Read this this morning and thought I'd post the link for others who may be interested as many studies have wondered how tolerance was established. Will be interesting to see some follow up studies on this.
Investigators show how immune cells are 'educated' not to attack beneficial bacteria
medicalxpress.com/news/2015-04-immune-cells-beneficial-bacteria.html------------
I have to say though, I don't quite agree, nor disagree with the authors write up - but to me, personally, I believe this is one of the more important papers supporting the role of MAP in Crohn's disease.
Both good old plain jane tuberculosis and MAP (Mycobacterium Avium Subspecies Paratuberculosis) contain and even secrete certain proteins that specifically inhibit our antigen presenting cells to both process and present MHC-II antigens. 'Tolerance' according the the above paper is established through MCH-II presenting between immune cells. T-cells now being shown as 'educated' or more so "eliminated" on the gut side as ILC's destroy the T-cells that target our friendly's.
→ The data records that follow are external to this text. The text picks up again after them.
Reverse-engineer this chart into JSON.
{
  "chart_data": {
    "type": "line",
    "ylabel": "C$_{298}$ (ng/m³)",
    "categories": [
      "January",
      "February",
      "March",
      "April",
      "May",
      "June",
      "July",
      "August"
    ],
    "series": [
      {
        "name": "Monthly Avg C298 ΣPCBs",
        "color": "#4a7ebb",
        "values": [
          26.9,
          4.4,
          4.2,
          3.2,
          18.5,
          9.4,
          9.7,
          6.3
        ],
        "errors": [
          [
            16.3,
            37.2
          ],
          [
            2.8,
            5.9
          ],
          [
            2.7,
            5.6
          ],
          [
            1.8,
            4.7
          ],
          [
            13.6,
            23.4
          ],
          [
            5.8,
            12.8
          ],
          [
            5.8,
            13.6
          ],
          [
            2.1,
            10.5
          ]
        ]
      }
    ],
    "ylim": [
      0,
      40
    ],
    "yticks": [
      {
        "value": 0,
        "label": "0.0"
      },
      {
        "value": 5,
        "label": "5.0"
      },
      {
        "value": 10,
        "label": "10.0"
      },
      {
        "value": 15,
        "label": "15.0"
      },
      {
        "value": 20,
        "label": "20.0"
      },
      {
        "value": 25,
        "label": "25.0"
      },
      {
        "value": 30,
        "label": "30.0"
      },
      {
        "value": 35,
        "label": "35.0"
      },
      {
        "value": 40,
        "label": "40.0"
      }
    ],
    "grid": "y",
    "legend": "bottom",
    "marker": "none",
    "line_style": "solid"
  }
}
Since MAP directly interferes with this process, likely this would lead to inappropriate response to normal bacteria as the T-cells that are targeting our friendlies and perhaps even certain foods are no longer being 'educated' or eliminated.
So the adaptive arm of the immune system 'tolerance' goes all wonky. This is why Professor Hermon-Taylor says that persistent MAP infection causes the underlying problems - i.e leaky barrier, strange all over the map food intolerances etc etc.
So to me it was a highly interesting article on both fronts - the MAP side of things and the immune system operation side of things.